Creating a temporary table is easy. Add the TEMPORARY keyword to the normal CREATE TABLE statement:
CREATE TEMPORARY TABLE tmp_table (
name VARCHAR(10) NOT NULL,
value INTEGER NOT NULL
)
The temporary table will exist for the duration of your connection to MySQL. When you disconnect, MySQL will automatically drop the table and free up the used space. Of course you can drop the table and free up space while still connected.
DROP TABLE tmp_table
If a table named tmp_table already exists in the database when you create a temporary table named tmp_table, the temporary table will have to mask (hide) the non-temporary table tmp_table.

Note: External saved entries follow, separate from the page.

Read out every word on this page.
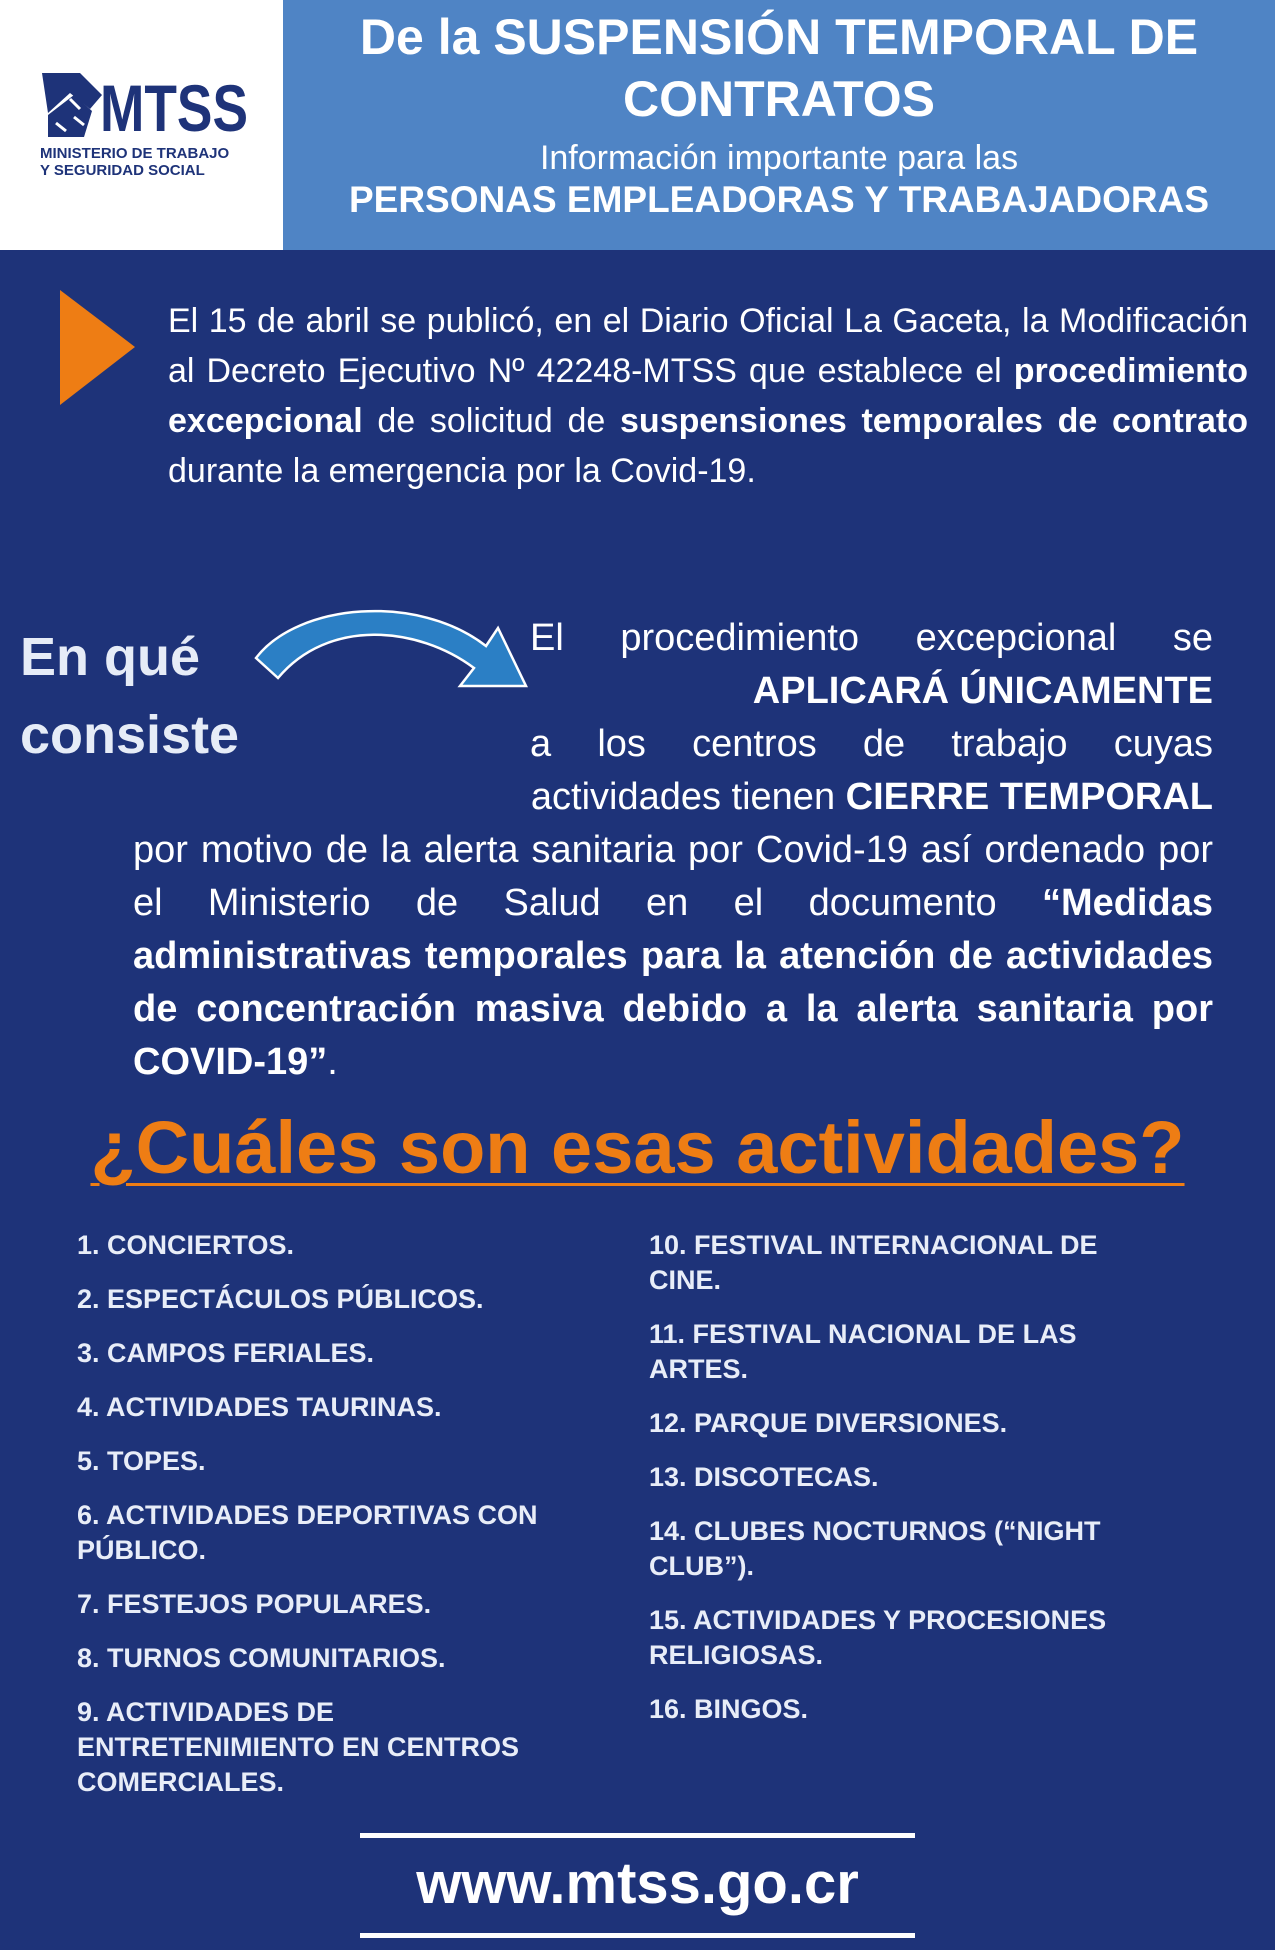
MTSS
MINISTERIO DE TRABAJO
Y SEGURIDAD SOCIAL
De la SUSPENSIÓN TEMPORAL DE CONTRATOS
Información importante para las
PERSONAS EMPLEADORAS Y TRABAJADORAS
El 15 de abril se publicó, en el Diario Oficial La Gaceta, la Modificación al Decreto Ejecutivo Nº 42248-MTSS que establece el procedimiento excepcional de solicitud de suspensiones temporales de contrato durante la emergencia por la Covid-19.
En qué consiste
El procedimiento excepcional se
APLICARÁ ÚNICAMENTE
a los centros de trabajo cuyas
actividades tienen CIERRE TEMPORAL
por motivo de la alerta sanitaria por Covid-19 así ordenado por el Ministerio de Salud en el documento “Medidas administrativas temporales para la atención de actividades de concentración masiva debido a la alerta sanitaria por COVID-19”.
¿Cuáles son esas actividades?
1. CONCIERTOS.
2. ESPECTÁCULOS PÚBLICOS.
3. CAMPOS FERIALES.
4. ACTIVIDADES TAURINAS.
5. TOPES.
6. ACTIVIDADES DEPORTIVAS CON PÚBLICO.
7. FESTEJOS POPULARES.
8. TURNOS COMUNITARIOS.
9. ACTIVIDADES DE ENTRETENIMIENTO EN CENTROS COMERCIALES.
10. FESTIVAL INTERNACIONAL DE CINE.
11. FESTIVAL NACIONAL DE LAS ARTES.
12. PARQUE DIVERSIONES.
13. DISCOTECAS.
14. CLUBES NOCTURNOS (“NIGHT CLUB”).
15. ACTIVIDADES Y PROCESIONES RELIGIOSAS.
16. BINGOS.
www.mtss.go.cr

If you declare the temporary table to be a HEAP table, MySQL also allows you to specify that it will be created in memory:
CREATE TEMPORARY TABLE tmp_table (
name VARCHAR(10) NOT NULL,
value INTEGER NOT NULL
) TYPE = HEAP
Because the HEAP table is stored in memory, the queries you run on it may be faster than temporary tables on disk. However, HEAP tables are somewhat different from ordinary tables and have their own limitations. See the MySQL Reference Manual for details.
As suggested earlier, you should test temporary tables to see if they are actually faster than running queries against a large database. If the data is well indexed, the temporary table may not be fast at all.